- Documentos do Departamento de Justiça dos EUA mostram que Jeffrey Epstein financiou o nascimento do bitcoin, incluindo doações ao MIT que apoiaram a Iniciativa de Moeda Digital.
- Epstein investiu em Blockstream com meio milhão de dólares em 2014, por meio de um fundo que ele dividia com Joichi Ito. O grupo foi convidado a se encontrar com Epstein em São Tomé.
- Em 2014, Epstein investiu 3 milhões de dólares na Coinbase, na época a maior bolsa de criptomoedas dos EUA, intermediado por Brock Pierce.
- Epstein também financiou o ecossistema de bitcoin ao longo de vinte anos, com doações que ajudaram a sustentar o projeto e a pesquisa da Iniciativa de Moeda Digital do MIT.
- Em 2018, Epstein vendeu metade de suas ações na Coinbase para a Blockchain Capital por 15 milhões de dólares; reações da indústria foram diversas, com previsões de consequências limitadas para o setor.
Jeffrey Epstein teve vínculos com startups de criptomoedas, segundo documentos recém‑divulgados do Departamento de Justiça dos EUA. As informações revelam apoio financeiro dele às primeiras fases do bitcoin, da Coinbase e da Blockstream, entre 2014 e 2018. O material foi obtido a partir de milhares de arquivos ligados ao caso.
Os documentos detalham que Epstein financiou o que seria a casa principal e a fonte de funding do bitcoin em seus estágios iniciais.

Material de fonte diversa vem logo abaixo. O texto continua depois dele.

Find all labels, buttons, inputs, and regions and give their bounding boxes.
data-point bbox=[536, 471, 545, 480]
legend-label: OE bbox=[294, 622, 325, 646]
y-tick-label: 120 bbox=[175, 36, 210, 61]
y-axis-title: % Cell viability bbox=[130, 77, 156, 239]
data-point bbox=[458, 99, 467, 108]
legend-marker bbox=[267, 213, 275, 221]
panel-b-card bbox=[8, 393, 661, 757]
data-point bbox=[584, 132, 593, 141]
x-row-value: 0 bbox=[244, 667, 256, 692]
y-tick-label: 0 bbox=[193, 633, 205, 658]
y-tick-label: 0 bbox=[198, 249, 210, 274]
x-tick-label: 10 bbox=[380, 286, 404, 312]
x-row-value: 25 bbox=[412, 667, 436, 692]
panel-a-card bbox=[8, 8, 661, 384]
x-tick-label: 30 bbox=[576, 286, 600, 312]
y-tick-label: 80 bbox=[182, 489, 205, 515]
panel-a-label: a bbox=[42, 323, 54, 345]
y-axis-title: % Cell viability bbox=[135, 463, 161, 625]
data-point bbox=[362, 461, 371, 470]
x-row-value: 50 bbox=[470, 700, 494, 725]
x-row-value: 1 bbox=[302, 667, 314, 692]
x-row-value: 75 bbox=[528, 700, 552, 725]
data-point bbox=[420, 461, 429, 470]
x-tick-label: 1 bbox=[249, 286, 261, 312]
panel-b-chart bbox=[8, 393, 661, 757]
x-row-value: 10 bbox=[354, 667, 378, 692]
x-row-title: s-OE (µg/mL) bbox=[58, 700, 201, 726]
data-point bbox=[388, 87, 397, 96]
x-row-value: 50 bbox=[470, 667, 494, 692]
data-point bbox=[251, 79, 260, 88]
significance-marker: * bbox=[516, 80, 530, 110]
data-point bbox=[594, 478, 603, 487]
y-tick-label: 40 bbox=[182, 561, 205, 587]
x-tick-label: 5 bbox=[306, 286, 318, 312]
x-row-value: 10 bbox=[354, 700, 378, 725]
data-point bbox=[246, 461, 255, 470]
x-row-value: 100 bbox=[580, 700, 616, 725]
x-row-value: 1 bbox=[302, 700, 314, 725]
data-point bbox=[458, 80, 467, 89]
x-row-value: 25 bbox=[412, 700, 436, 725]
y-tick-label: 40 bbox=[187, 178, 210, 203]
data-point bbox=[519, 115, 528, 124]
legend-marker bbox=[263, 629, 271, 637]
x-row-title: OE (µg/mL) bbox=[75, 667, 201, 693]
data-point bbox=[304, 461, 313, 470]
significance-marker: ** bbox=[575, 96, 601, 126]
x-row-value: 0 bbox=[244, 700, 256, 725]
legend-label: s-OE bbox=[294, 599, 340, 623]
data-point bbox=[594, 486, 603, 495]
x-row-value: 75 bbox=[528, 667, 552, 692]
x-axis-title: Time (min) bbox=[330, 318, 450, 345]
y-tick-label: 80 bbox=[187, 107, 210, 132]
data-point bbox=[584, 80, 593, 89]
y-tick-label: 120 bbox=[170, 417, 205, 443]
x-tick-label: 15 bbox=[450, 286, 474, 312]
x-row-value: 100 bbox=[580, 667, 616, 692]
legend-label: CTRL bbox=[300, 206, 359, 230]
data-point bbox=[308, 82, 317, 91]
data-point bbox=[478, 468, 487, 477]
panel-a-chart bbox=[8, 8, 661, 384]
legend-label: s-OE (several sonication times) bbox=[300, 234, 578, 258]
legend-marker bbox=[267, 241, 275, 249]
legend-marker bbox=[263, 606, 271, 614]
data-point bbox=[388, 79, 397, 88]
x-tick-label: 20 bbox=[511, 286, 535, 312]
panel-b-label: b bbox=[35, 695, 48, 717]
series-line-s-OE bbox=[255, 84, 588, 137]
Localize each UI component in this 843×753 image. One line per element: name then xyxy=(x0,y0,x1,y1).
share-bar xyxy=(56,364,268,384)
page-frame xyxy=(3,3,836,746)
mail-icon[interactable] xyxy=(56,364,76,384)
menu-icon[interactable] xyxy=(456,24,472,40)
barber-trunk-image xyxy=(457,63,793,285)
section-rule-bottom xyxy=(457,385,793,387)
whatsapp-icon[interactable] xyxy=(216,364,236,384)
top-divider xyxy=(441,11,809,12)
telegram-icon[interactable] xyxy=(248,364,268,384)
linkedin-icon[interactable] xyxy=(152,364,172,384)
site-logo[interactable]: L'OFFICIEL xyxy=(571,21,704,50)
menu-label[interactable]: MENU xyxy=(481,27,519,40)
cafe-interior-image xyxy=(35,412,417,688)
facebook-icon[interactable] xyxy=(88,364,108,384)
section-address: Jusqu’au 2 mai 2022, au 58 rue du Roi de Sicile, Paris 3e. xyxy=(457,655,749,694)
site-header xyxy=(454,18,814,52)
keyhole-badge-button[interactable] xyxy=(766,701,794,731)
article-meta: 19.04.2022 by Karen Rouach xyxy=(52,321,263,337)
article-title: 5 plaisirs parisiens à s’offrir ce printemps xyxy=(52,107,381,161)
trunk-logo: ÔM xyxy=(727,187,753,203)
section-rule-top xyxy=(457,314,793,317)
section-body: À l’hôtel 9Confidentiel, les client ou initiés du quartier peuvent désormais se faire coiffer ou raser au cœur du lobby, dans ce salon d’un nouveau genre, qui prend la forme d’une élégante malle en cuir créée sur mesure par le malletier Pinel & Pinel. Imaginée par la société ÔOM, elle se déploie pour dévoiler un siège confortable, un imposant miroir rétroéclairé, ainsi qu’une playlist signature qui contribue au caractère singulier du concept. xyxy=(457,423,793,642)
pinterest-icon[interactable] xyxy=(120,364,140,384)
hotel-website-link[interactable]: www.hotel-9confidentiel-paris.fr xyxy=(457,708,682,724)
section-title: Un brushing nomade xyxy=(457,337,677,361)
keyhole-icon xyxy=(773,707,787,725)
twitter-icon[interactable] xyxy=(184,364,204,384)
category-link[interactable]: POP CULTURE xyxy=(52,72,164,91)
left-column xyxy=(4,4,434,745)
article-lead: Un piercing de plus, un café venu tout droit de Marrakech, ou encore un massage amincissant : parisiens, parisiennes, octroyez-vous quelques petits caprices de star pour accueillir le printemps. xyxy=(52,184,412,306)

Em 2014, ele investiu 3 milhões de dólares na Coinbase, então a maior exchange de criptomoedas dos EUA, e também financiou a Blockstream, empresa focada em tecnologia para bitcoin.
A relação com Coinbase envolve Brock Pierce, evangelista do setor e cofundador da empresa, que tratou do investimento de Epstein. Em 2018, Epstein teria vendido metade de suas ações à Blockchain Capital, empresa associada a Pierce. Coinbase não comentou o assunto.
Contexto financeiro e institucional
Ao longo de 2015, Epstein apoiou o MIT, contribuindo com mais de 800 mil dólares ao longo de 20 anos, incluindo fundos para a iniciativa de moedas digitais. Em 2014, o pesquisador Joichi Ito facilitou o investimento de Epstein na Blockstream, por meio de um fundo que ele gerenciava com Ito.
Blockstream recebeu um aporte inicial de 500 mil dólares, apresentado como parte de um fundo gerido por Epstein e Ito. Registros mostram que cofundadores da Blockstream foram convidados a encontro próximo à ilha privada de Epstein, em meio a discussões sobre potenciais conflitos de interesse.
Reações no setor variam. Alguns especialistas pedem cautela com vínculos históricos de Epstein a desenvolvedores, enquanto outros dizem que o impacto sobre empresas específicas é limitado. Não houve resposta oficial de Blockstream ou de Pierce aos questionamentos.
Repercussões e leituras do caso
Analistas apontam que as ligações não alteram o funcionamento de plataformas como Coinbase, que se tornou empresa de capital aberto. Outros observadores destacam que Epstein poderia ter interesse em moldar percepções sobre o mercado, ainda que as informações não impliquem controle direto sobre decisões das empresas. Autoridades não indicaram novas medidas regulatórias associadas ao caso.